Tech – Dog and Pony: Part 4

A month in the rehearsal studio goes by in a flash and, at the same time, it feels like there was never a time that we weren’t rehearsing! But one day, you come up for air and discover the whole process has expanded and moved into the theatre – we’ve added lights, costumes, props, sound, the orchestra and a million other things that make a musical into a show. If the time in the rehearsal studio was about learning to crawl and then to walk, tech is about crawling again at a snail’s pace so that, suddenly, you can sprint!

The Sheryl & Harvey White Theatre at the Old Globe - on a tech break.

The Sheryl & Harvey White Theatre at the Old Globe – on a tech break.

As I type this, the crew is preparing for our last full day of tech – including our dress rehearsal and photo call tonight. We’ll still rehearse during the day for the next week – making changes, improving technical elements, working on scenes and songs to make them even stronger – but as of May 28th, we will also perform the show for an audience every night.

In a very real way, the audience is the final (and all important) element that is added to a show.
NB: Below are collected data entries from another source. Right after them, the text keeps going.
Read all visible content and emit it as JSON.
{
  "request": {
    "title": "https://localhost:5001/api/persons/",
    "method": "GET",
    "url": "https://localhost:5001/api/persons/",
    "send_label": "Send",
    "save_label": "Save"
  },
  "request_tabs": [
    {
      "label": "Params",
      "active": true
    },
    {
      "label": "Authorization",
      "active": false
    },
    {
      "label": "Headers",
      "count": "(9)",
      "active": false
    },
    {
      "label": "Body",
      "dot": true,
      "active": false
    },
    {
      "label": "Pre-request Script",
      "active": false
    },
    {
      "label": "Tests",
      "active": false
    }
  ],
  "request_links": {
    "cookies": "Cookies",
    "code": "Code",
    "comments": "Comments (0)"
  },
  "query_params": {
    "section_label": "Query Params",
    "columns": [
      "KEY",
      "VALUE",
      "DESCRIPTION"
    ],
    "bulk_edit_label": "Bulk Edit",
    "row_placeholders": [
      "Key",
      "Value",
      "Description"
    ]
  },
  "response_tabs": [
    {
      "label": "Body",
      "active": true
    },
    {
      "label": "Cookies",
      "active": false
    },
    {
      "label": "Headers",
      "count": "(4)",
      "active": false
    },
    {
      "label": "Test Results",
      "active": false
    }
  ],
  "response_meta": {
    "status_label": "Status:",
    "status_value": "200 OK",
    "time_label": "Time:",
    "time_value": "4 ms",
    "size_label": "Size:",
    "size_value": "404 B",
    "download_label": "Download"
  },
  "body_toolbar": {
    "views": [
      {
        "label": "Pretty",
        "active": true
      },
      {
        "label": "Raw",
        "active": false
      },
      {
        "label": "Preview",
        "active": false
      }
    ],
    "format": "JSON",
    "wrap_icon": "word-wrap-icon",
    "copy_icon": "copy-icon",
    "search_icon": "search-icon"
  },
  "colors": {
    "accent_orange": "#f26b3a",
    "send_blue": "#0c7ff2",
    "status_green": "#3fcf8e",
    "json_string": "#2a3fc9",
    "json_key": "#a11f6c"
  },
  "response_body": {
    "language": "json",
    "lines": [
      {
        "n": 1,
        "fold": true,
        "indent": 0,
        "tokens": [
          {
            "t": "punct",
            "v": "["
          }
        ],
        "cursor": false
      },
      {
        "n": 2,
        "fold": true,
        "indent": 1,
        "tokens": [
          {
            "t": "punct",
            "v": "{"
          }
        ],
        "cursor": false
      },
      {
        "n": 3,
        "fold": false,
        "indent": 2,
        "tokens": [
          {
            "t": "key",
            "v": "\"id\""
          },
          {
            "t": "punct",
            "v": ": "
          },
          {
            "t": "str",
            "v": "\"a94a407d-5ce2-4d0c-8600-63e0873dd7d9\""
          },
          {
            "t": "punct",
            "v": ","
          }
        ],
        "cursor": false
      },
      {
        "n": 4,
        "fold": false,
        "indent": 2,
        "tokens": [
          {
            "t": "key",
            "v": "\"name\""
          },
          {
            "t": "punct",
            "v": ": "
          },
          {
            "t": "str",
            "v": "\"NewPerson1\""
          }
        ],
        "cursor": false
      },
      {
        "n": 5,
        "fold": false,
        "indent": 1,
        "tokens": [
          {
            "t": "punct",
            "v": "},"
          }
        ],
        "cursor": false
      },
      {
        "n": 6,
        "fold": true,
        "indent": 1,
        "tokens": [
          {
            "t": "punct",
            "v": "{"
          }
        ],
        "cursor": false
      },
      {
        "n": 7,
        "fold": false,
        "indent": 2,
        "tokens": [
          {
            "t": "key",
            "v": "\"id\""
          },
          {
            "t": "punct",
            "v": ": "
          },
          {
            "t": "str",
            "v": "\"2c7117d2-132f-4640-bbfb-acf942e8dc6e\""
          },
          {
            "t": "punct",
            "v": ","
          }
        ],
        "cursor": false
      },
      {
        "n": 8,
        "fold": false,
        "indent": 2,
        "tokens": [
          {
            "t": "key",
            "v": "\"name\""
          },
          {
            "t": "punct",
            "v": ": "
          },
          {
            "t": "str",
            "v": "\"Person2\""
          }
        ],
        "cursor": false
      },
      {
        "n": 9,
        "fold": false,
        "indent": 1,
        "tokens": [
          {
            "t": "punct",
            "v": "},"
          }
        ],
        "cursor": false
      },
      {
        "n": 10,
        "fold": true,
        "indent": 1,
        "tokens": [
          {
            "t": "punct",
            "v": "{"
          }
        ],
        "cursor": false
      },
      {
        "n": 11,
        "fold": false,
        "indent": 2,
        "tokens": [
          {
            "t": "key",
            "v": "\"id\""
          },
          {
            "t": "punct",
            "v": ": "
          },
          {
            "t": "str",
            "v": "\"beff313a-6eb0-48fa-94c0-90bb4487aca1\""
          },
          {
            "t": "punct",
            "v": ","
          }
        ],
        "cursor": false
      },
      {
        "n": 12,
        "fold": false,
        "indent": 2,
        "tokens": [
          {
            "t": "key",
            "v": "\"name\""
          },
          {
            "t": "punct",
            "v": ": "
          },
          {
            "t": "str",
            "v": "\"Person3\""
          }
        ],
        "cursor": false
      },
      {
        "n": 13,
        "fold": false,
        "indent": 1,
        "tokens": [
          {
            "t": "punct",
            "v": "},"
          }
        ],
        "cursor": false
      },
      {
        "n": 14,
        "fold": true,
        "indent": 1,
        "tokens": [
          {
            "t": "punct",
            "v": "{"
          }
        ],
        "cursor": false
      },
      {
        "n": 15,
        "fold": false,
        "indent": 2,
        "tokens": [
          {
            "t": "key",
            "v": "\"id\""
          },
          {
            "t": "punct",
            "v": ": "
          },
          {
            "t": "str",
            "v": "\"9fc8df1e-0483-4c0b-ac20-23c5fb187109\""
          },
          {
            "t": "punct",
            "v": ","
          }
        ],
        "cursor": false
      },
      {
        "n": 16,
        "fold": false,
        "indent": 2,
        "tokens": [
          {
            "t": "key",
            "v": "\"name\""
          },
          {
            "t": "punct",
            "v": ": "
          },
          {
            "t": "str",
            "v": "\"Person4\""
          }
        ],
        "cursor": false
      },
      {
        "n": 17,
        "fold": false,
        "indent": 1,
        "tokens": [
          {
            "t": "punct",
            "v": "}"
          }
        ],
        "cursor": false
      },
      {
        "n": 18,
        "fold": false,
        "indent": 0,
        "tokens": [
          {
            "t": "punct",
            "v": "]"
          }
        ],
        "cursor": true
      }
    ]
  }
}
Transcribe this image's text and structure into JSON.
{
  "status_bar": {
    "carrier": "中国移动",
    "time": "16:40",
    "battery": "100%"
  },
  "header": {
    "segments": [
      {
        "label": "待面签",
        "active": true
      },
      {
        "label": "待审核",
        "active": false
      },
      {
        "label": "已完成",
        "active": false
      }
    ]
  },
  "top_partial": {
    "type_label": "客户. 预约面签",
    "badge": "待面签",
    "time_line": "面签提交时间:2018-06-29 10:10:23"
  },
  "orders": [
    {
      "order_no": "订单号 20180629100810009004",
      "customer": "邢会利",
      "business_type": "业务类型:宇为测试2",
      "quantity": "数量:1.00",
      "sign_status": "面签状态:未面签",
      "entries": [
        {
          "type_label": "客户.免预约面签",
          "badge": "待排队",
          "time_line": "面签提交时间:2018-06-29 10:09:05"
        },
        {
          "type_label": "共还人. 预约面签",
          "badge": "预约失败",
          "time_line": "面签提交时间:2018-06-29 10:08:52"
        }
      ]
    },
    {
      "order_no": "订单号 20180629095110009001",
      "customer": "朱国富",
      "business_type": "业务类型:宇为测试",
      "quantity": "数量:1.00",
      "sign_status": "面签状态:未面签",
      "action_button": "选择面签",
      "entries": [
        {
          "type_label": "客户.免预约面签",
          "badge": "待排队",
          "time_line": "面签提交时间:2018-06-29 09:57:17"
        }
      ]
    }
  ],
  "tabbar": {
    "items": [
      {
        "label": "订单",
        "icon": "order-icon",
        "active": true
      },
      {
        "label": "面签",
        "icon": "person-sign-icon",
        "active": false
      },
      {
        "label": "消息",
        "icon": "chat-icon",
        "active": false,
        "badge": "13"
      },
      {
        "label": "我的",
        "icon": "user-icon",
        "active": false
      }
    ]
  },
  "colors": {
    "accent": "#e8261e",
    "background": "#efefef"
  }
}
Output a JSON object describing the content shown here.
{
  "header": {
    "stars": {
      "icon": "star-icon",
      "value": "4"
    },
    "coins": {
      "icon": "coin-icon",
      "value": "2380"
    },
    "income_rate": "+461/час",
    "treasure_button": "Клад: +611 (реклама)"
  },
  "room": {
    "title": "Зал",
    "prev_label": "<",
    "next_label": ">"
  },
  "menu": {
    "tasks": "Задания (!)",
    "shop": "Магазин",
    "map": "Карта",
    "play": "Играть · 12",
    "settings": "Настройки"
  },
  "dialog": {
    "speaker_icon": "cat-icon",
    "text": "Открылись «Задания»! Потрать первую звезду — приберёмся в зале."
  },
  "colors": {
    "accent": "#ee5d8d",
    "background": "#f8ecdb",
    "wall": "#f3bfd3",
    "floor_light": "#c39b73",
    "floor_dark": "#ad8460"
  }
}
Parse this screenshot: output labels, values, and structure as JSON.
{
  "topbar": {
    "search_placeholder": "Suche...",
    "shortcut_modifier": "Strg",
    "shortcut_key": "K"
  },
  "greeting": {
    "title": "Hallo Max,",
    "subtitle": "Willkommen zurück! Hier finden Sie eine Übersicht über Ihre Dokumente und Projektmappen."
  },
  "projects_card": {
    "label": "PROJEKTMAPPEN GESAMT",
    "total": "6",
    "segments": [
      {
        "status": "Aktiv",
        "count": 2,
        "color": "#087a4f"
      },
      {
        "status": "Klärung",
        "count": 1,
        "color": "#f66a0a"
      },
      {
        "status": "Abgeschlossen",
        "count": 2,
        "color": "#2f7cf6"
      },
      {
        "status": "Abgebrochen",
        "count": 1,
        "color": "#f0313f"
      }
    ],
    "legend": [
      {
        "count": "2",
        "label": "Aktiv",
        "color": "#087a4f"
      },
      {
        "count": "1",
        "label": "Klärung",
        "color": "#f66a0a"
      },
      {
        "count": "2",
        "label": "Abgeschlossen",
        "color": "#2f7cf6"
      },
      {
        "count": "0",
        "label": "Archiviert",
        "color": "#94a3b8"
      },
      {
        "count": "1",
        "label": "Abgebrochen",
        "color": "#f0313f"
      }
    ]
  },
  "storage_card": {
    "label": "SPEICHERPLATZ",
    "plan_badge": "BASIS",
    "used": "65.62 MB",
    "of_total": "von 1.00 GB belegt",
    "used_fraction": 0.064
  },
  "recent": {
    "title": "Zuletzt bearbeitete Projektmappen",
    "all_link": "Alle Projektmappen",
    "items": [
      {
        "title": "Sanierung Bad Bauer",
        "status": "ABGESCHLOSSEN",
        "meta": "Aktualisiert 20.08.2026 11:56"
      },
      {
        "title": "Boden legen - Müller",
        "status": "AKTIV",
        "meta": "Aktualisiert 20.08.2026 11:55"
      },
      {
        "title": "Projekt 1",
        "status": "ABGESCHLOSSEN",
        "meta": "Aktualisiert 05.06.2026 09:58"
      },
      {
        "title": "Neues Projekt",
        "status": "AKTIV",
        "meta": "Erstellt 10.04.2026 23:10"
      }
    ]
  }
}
It is also the only element over which you have absolutely no control! Will they applaud in unexpected places? Will they not applaud in places we assumed they would? Will one audience find something riotously funny, while the next audience finds it mildly amusing and the next…not at all? Will a coughing jag from the third row disrupt a crucial emotional moment? There is no predicting it!

Michael's score.

Michael’s score.

With any show, but especially with a brand new musical, each audience gives you a better and better idea of how “most crowds” will react. The value, challenge and danger to that is using their collective responses to fine tune the show. The value is in the “most crowds” part and the danger is in making radical changes based on one odd audience. Anything from the writing to the timing of a quick costume change might be altered once the audiences start to come. Choosing which elements and how they should be altered…that’s the challenge.

With Dog and Pony we are in that most exciting and nerve-wracking of scenarios. Our first audience will literally be the very first audience ever to see the show! And, in case I forgot to mention it, here at The Old Globe, we are performing in the round – an experience that makes the show more immediate and intimate but also presents numerous challenges – especially for a comedy! Roger Rees, our director, and the design team have come up with clever solutions all around and, tonight, we see them in action as real, live, actual people fill the theatre for our world premiere!

Dog and Pony starts previews tonight, May 28, at the Old Globe theatre in San Diego.

Dog and Pony starts previews tonight, May 28, at the Old Globe theatre in San Diego.

So, deep breath as we spend the day rehearsing and running the show so that we’re ready for tomorrow. When the audience arrives and we’re finally at places, everybody on stage and off will pull together to give the audience the show Rick and I wrote over the last several years and the entire team brought to life over the last several weeks. Beyond that, as the lights come down, there is nothing I can do but sit in the dark with the audience see what happens. Merde!